In 2010 a bunch of stray dogs figured out how to utilise Moscow’s complex subway system and I haven’t forgotten that story in five years. The dogs would board the train, ride it like any other commuter until they got to the city centre, and alight. After a day spent foraging for scraps and presumably getting up to all manner of naughty slapstick hijinks, the renegade Ruskies would ride the train back to wherever it was they came from.
A little over a month ago, in a similar part of the world, a fox in Chernobyl became the animal kingdom’s MVP when it built a five-decker sandwich out of bread and a selection of cold meats.
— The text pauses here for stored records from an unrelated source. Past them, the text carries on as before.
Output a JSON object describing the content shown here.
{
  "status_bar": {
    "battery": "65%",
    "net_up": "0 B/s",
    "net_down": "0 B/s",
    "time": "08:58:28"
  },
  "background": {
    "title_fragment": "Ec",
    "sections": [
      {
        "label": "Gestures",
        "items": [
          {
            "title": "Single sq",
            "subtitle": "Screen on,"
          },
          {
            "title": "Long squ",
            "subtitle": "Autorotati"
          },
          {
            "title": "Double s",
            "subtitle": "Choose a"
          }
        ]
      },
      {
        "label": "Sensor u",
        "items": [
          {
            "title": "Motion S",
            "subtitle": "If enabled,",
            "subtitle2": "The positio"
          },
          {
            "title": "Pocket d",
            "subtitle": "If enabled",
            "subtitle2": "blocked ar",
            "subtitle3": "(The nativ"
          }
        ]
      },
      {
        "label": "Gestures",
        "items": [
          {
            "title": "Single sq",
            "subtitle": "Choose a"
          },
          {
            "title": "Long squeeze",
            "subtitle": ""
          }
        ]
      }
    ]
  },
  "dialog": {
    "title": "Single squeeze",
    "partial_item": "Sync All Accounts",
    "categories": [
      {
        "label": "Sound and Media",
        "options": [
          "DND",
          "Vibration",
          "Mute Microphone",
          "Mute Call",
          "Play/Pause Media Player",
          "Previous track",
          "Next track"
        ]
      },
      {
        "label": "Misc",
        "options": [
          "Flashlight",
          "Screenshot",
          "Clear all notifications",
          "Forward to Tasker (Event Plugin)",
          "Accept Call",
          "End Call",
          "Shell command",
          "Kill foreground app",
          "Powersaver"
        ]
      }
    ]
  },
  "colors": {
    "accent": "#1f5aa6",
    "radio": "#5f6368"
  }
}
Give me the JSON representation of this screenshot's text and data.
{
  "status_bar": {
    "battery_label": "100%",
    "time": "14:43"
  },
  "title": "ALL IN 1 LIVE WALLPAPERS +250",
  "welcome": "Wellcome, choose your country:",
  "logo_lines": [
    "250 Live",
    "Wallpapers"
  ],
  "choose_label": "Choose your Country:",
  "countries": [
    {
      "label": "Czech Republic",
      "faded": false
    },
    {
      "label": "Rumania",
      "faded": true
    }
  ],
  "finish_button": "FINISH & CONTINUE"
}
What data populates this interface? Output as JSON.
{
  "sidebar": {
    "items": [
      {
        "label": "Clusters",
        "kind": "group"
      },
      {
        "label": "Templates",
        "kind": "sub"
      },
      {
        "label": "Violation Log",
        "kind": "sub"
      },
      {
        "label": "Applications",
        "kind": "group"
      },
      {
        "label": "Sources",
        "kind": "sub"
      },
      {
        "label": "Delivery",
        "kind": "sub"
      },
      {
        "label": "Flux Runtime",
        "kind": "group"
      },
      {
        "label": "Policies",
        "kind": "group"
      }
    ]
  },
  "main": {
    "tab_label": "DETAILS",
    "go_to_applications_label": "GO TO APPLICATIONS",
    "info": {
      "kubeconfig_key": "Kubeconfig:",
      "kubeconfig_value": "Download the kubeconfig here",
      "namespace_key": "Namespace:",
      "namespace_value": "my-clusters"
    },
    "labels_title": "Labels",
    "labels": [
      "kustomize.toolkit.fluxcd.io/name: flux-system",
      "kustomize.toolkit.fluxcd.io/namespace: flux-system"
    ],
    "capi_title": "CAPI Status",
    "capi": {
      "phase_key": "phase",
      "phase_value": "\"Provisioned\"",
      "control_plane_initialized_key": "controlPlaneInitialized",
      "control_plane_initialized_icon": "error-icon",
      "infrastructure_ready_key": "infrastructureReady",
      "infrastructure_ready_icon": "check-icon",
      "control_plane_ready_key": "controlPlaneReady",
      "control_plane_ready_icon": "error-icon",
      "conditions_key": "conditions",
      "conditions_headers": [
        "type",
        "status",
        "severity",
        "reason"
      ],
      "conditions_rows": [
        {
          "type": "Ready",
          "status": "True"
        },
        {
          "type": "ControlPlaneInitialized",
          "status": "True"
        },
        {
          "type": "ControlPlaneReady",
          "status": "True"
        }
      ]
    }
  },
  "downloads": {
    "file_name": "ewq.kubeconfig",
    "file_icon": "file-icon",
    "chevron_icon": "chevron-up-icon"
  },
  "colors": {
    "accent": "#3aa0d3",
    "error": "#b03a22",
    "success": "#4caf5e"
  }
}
And then there’s the collective media’s magnum opus: a story about a pig that went HAM on some cans in a Western Australian campground late last year. Campers awoke to the sound of the greedy little hog tearing into their tinnies—about three six-pack’s worth over the course of the night, apparently—before staggering away to fossick through some trash, start a fight with a cow and eventually pass out under a tree.
Now, in western Africa, a troupe of drunken monkeys has been caught going apeshit on alcoholic tree sap.
In a study published yesterday, scientists reported video evidence of a bunch of chimpanzees raiding a collection of containers that local communities had erected to harvest the sweet sap of the raffia palms. Allegedly, the sap tastes like cider—which is probably why the cheeky chimps drank about a litre of the stuff each time. One particular instance showed a seemingly inebriated male swinging through the trees for a full hour whilst his more sensible drinking companions retired to their beds.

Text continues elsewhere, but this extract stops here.